We need to make sure that there aren't any segfaults in the tests in release mode. I tried compiling in release mode off of llvm-6 and I got a segfault.
@andrewbriand When you get a chance can you try running the test suite in release mode and see if they pass? I want to see if your environment works since I did rebase the llvm-6 branch and maybe that screwed something up?
@hu-a I ran the tests a few days ago in release mode, and all of them passed except GENERATING_MODEL_HASH. Here was the output: https://gist.github.com/andrewbriand/8698b4a55155c71920626f937a271fcb.
I'm not sure what branch I was on when I ran them but I can check and run them again tomorrow.

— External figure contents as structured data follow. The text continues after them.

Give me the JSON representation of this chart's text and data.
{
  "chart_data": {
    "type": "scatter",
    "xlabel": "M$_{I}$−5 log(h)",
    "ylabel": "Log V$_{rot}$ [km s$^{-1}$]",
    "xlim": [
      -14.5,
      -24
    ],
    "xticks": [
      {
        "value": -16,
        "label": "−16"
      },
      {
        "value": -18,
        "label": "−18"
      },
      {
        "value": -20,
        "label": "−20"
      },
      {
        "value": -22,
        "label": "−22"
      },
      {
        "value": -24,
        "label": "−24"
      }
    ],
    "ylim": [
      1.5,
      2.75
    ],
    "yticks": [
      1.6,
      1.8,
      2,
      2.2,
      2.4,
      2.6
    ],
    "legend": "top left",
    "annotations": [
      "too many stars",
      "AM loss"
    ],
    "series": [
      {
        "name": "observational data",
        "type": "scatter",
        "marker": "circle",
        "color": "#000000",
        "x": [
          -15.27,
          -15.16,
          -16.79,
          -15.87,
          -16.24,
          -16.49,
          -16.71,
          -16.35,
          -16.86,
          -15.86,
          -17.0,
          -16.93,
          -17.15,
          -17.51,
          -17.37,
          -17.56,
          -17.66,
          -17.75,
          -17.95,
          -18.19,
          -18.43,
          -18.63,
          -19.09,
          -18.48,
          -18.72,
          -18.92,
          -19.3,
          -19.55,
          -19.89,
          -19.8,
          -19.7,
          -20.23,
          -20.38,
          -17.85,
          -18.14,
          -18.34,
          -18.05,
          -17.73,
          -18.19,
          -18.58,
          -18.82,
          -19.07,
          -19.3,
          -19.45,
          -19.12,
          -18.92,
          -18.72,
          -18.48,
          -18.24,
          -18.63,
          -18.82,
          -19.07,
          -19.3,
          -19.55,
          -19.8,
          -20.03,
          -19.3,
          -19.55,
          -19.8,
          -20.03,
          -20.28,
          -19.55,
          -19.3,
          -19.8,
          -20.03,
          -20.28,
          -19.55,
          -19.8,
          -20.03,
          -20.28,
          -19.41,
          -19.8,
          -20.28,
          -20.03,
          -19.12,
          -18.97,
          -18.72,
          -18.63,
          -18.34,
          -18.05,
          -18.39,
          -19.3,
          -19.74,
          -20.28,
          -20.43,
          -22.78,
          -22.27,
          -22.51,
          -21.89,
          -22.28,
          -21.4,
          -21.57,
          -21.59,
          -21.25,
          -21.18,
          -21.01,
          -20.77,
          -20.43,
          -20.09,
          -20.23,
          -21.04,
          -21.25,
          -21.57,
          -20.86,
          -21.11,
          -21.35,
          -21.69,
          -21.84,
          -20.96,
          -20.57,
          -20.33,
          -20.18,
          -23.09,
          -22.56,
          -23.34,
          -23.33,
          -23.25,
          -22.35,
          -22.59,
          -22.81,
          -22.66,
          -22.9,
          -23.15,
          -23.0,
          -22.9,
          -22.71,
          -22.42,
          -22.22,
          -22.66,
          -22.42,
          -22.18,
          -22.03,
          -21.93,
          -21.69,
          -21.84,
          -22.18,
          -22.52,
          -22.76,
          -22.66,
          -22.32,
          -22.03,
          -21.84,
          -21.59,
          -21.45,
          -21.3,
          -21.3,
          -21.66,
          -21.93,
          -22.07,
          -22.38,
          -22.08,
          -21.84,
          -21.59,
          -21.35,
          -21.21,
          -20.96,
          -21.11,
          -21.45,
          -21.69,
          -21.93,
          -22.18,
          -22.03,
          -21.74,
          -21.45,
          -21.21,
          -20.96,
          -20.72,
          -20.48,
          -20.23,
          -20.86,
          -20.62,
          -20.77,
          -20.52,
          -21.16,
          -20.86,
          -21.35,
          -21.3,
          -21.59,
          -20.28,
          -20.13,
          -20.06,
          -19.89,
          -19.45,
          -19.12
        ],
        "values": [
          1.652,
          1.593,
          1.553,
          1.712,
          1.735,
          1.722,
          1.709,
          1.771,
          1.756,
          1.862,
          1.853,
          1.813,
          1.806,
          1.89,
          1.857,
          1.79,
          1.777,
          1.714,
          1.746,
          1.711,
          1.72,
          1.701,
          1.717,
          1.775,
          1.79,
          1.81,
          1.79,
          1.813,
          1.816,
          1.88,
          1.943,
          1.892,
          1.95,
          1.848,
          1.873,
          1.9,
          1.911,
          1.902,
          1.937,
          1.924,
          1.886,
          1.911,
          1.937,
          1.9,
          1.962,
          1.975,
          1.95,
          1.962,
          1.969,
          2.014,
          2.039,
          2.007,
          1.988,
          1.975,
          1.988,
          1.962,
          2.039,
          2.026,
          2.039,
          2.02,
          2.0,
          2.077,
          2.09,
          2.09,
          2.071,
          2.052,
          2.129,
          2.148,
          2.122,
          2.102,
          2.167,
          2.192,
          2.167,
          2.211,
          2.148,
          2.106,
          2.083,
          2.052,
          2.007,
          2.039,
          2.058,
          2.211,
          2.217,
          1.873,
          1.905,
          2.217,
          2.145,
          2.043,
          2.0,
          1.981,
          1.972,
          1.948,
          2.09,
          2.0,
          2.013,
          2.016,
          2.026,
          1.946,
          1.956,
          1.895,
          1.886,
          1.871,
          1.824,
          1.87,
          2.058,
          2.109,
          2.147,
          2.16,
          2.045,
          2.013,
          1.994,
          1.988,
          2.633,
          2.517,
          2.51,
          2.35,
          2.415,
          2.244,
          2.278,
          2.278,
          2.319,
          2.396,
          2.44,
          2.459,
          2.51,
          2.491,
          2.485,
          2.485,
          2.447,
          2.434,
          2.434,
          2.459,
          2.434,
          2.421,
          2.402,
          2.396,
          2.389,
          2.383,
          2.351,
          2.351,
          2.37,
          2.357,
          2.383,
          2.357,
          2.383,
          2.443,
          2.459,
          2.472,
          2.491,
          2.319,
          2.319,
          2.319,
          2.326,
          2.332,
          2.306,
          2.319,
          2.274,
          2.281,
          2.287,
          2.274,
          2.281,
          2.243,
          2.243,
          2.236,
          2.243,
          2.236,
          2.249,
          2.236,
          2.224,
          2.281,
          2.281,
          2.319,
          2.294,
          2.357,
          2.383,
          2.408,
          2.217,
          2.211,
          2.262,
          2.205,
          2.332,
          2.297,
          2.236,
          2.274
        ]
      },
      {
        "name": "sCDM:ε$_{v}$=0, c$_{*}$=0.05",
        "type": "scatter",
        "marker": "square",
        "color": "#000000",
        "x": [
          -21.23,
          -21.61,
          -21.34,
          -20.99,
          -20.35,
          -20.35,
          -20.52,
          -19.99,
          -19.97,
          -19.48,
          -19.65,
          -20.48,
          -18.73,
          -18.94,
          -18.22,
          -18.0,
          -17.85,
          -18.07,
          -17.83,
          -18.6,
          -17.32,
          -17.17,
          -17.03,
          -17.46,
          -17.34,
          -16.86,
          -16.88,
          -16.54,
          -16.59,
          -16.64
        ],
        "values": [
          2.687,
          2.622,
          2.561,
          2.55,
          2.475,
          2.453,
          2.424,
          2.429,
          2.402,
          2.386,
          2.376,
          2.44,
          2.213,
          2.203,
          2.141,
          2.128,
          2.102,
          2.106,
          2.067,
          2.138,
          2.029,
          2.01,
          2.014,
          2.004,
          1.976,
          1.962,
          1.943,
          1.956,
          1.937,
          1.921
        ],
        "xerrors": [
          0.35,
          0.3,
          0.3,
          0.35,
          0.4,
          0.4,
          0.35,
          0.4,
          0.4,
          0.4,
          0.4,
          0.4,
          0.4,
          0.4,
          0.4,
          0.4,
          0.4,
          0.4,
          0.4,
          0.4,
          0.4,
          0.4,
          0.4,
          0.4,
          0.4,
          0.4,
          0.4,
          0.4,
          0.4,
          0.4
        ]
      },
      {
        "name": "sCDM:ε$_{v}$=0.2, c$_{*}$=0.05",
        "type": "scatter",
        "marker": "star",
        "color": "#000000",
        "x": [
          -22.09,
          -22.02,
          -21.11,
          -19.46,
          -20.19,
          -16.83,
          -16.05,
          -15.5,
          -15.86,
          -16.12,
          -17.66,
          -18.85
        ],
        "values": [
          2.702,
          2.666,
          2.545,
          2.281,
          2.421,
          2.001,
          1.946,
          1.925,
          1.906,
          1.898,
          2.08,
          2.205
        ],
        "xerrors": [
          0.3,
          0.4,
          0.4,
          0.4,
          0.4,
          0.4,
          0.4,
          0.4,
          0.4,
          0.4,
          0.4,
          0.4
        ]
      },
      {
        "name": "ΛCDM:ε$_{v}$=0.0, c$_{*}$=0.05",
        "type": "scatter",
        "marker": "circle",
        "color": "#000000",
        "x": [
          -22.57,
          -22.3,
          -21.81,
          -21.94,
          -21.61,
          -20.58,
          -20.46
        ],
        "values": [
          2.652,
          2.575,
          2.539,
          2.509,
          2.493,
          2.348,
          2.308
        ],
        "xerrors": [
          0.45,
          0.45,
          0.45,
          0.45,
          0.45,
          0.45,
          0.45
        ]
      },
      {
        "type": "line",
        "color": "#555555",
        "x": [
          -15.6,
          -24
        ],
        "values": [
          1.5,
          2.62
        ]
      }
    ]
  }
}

EDIT: Come to think of it, it's possible that I forgot to remove the temporary fix in LLVMModelDataSymbols when running the release tests, but like I said I'll check tomorrow.
I ran the tests up to date with llvm-6 in release mode today and all of them passed except GENERATING_MODEL_HASH: https://gist.github.com/andrewbriand/e69967ad49b03dfb76db0f9aea24a1c1
This was fixed with https://github.com/sys-bio/roadrunner/commit/26deb2fce059d5cfe23ba81c42e42575f7a1c3be The only remaining issue is that there didn't seem to be anything wrong with the function in question: throwing if you don't find the index should be perfectly fine. But in this case, it clearly wasn't, and this might indicate a bug in VS and/or LLVM. But it's not an issue for roadrunner any more, so I'm closing this.

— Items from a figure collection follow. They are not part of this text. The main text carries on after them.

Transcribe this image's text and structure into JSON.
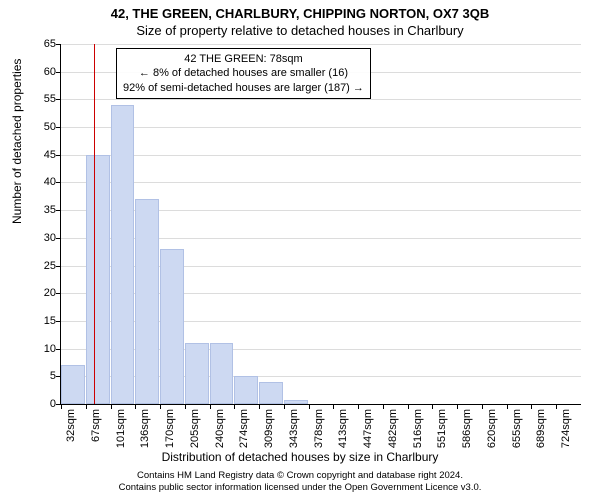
{
  "title_main": "42, THE GREEN, CHARLBURY, CHIPPING NORTON, OX7 3QB",
  "title_sub": "Size of property relative to detached houses in Charlbury",
  "ylabel": "Number of detached properties",
  "xlabel": "Distribution of detached houses by size in Charlbury",
  "chart": {
    "type": "histogram",
    "ylim": [
      0,
      65
    ],
    "ytick_step": 5,
    "x_start": 32,
    "x_step": 34.6,
    "x_count": 21,
    "x_unit": "sqm",
    "grid_color": "#dcdcdc",
    "bar_fill": "#cdd9f2",
    "bar_stroke": "#b1c1e5",
    "values": [
      7,
      45,
      54,
      37,
      28,
      11,
      11,
      5,
      4,
      0.7,
      0,
      0,
      0,
      0,
      0,
      0,
      0,
      0,
      0,
      0
    ],
    "refline_x": 78,
    "refline_color": "#cc0000"
  },
  "annotation": {
    "line1": "42 THE GREEN: 78sqm",
    "line2": "← 8% of detached houses are smaller (16)",
    "line3": "92% of semi-detached houses are larger (187) →"
  },
  "footer": {
    "line1": "Contains HM Land Registry data © Crown copyright and database right 2024.",
    "line2": "Contains public sector information licensed under the Open Government Licence v3.0."
  }
}
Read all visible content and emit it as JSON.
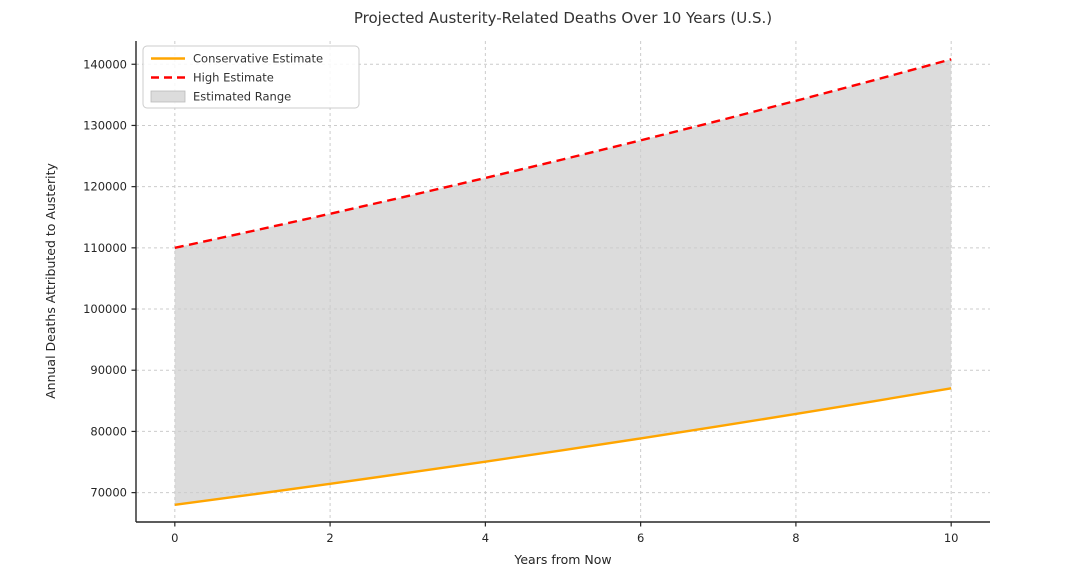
{
  "chart_data": {
    "type": "line",
    "title": "Projected Austerity-Related Deaths Over 10 Years (U.S.)",
    "xlabel": "Years from Now",
    "ylabel": "Annual Deaths Attributed to Austerity",
    "x": [
      0,
      1,
      2,
      3,
      4,
      5,
      6,
      7,
      8,
      9,
      10
    ],
    "series": [
      {
        "name": "Conservative Estimate",
        "color": "#FFA500",
        "style": "solid",
        "values": [
          68000,
          69700,
          71443,
          73229,
          75059,
          76936,
          78859,
          80831,
          82852,
          84923,
          87046
        ]
      },
      {
        "name": "High Estimate",
        "color": "#FF0000",
        "style": "dashed",
        "values": [
          110000,
          112750,
          115569,
          118458,
          121419,
          124455,
          127566,
          130755,
          134024,
          137375,
          140809
        ]
      }
    ],
    "range_fill": {
      "name": "Estimated Range",
      "color": "#DCDCDC",
      "upper": "High Estimate",
      "lower": "Conservative Estimate"
    },
    "xticks": [
      0,
      2,
      4,
      6,
      8,
      10
    ],
    "yticks": [
      70000,
      80000,
      90000,
      100000,
      110000,
      120000,
      130000,
      140000
    ],
    "xlim": [
      -0.5,
      10.5
    ],
    "ylim": [
      65200,
      143800
    ],
    "grid": true,
    "grid_color": "#cccccc",
    "spine_color": "#262626",
    "legend_position": "upper left",
    "legend_border_color": "#cccccc",
    "legend_background": "rgba(255,255,255,0.85)"
  }
}
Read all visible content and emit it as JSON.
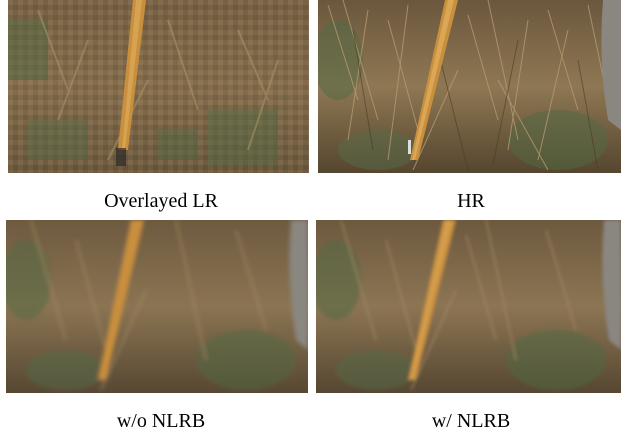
{
  "figure": {
    "panels": [
      {
        "caption": "Overlayed LR",
        "quality": "pixelated"
      },
      {
        "caption": "HR",
        "quality": "sharp"
      },
      {
        "caption": "w/o NLRB",
        "quality": "blurred"
      },
      {
        "caption": "w/ NLRB",
        "quality": "blurred"
      }
    ],
    "scene_colors": {
      "grass_dark": "#5b4a34",
      "grass_mid": "#8a7352",
      "grass_light": "#a78e66",
      "stick": "#c98f3c",
      "stick_highlight": "#e0b060",
      "green_tint": "#4f6a44",
      "cloth_gray": "#8a8680"
    }
  }
}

Found two segmentation faults when running the test suite in debug mode. One occurs in csr_matrix_new in rrSparse.cpp at lines 118 and 119 if nnz is 0, this seems to be fixed by adding a check to ensure the vectors being accessed have size > 0 like so:
Another segfault occurs when the destructor of LLVMModelDataSymbols is called in core test RELOADING_MODEL_MODEL_RECOMPILATION. The stack trace shows that it occurs in std::_Tree<_Traits> in the function _Orphan_ptr. For some reason de-referencing the pointer _Pnext gives 0xcccccccccccccccc, the visual studio debugger magic number for uninitialized stack memory, when it should be a pointer to an iterator in a linked list of iterators.